How does it happen that when an organisation intends to change, and with that its employees, that this is often so difficult? Is ‘changing’ an organisation and its employees possible? And if yes, what are the minimum success factors? To realise a smooth transition for collective change? The top management talks about Change. Return needs to be increased. Shareholders’ value needs to increase. And as soon as increases are involved, change will unavoidably be on the agenda. Managers and employees are requested to change their behaviour. ‘But, we have been doing that for ages?’ en; ‘Is it not good enough as it is?’.
5th P for Personnel
For a couple of years, the P for Personnel has earned its place among the 4 marketing P’s: Product, Price, Place and Promotion. As streamlining processes, cost-cutting, high-tech ICT and advertising no longer offer enough solutions, the pressure to get more out of People is growing. To start and complete people-focused change processes, four minimum required success factors can be distinguished. This generates much energy to make this journey together successfully and satisfactorily.
‘Time’ is an essential factor for managing change. Without agreements and deadlines, there will not be any output. Setting deadlines gives something to hold on to during the commotion of the working day. The advantage of planning in meetings is that you actually sit together at the time on that day. Speed, timing and momentum in actions is paramount to hold the attention of the changers and changes focused on the change topic; it increases awareness. Whether it involves topics, analyses or implementation; we are inclined to postpone or forget matters when busy at work. Managing on time should have the most attention over the other matters.

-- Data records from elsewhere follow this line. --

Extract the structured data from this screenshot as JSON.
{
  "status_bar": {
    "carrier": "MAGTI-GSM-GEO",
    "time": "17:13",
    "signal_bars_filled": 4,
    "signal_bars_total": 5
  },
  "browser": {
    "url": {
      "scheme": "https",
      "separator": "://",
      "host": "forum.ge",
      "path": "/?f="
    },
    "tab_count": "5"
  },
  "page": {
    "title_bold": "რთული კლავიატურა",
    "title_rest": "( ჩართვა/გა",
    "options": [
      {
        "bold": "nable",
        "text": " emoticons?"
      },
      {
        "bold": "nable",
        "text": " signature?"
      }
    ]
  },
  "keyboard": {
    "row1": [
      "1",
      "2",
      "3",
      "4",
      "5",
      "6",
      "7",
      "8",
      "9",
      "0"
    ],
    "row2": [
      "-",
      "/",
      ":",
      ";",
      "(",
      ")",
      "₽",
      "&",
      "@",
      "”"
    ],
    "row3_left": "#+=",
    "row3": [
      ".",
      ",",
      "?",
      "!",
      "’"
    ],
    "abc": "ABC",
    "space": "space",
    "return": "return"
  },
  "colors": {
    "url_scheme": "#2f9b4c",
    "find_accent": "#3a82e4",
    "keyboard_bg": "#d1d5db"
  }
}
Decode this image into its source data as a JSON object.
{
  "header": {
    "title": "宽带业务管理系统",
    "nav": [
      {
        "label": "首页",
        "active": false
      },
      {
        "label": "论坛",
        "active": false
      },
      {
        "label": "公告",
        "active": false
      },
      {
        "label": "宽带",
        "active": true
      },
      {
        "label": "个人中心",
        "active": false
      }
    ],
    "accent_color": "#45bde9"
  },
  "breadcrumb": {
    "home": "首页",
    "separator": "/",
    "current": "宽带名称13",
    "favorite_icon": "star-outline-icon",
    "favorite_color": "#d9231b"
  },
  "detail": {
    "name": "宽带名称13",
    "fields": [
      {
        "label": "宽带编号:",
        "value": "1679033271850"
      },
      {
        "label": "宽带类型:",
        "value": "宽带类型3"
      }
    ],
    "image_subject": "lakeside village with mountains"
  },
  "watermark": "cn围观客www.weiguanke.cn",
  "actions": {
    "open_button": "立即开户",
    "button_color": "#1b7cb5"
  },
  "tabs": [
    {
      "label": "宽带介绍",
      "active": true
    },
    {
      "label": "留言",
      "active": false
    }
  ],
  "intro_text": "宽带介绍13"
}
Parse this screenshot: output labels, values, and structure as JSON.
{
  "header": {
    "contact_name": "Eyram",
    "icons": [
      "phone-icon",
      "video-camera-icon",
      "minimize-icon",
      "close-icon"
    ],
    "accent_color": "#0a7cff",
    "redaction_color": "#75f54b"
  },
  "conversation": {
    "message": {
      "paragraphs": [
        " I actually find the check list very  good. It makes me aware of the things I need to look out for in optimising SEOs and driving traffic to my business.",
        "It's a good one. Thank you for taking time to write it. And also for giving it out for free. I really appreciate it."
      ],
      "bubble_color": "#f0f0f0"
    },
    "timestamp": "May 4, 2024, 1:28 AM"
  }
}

One of the success factors of change continues to be consciously letting management go. Research shows that 40% of problems solve themselves. The energy source, the mission, needs to be formulated clearly for top management. However, words for external use such as ‘We are powerful and client-focused’ are expressions that refer more to Winnie de Pooh’s wishful thinking than to some sort of awareness of the reality. It is therefore important to set the parameters within which each member of staff in the organisation can decide for himself/herself what needs to be done to achieve the objectives set. Involvement and success are not achieved by statements that are too unfamiliar for the employee to connect with. Tapping into self-management is most often a more effective method to change on a long-term and sustainable basis. In addition to the external mission, there should be an internal drive and generator.
Working in teams respects the need to book results together. The word ‘Team’ stands therefore for ‘Together Everybody Achieves More’. Teams, and the composition thereof, and interaction between individuals, appear to be a powerful drive and friend of change in a changing world. By creating a learning environment, focused on mutual understanding and results, a team can achieve a lot. The energy is created in the interaction. Everyone who has operated in a top performing team recognises the existence of natural powers which seem to be inexhaustible. The right combination of individuals, with the right parameters and (minimum of) management will reach the top effortlessly.
Where are we heading? A question that we ask ourselves in our life, so also at work! Requesting actions from managers and staff in the area of change is unrealistic when not also presenting an outlook for the future. How concise that picture may be, an expected outcome of the change must be communicated. It is essential that people can attach individual value to the collective focus or dream presented. In this way, the personal added value can be measured and valued (by that employee personally of course).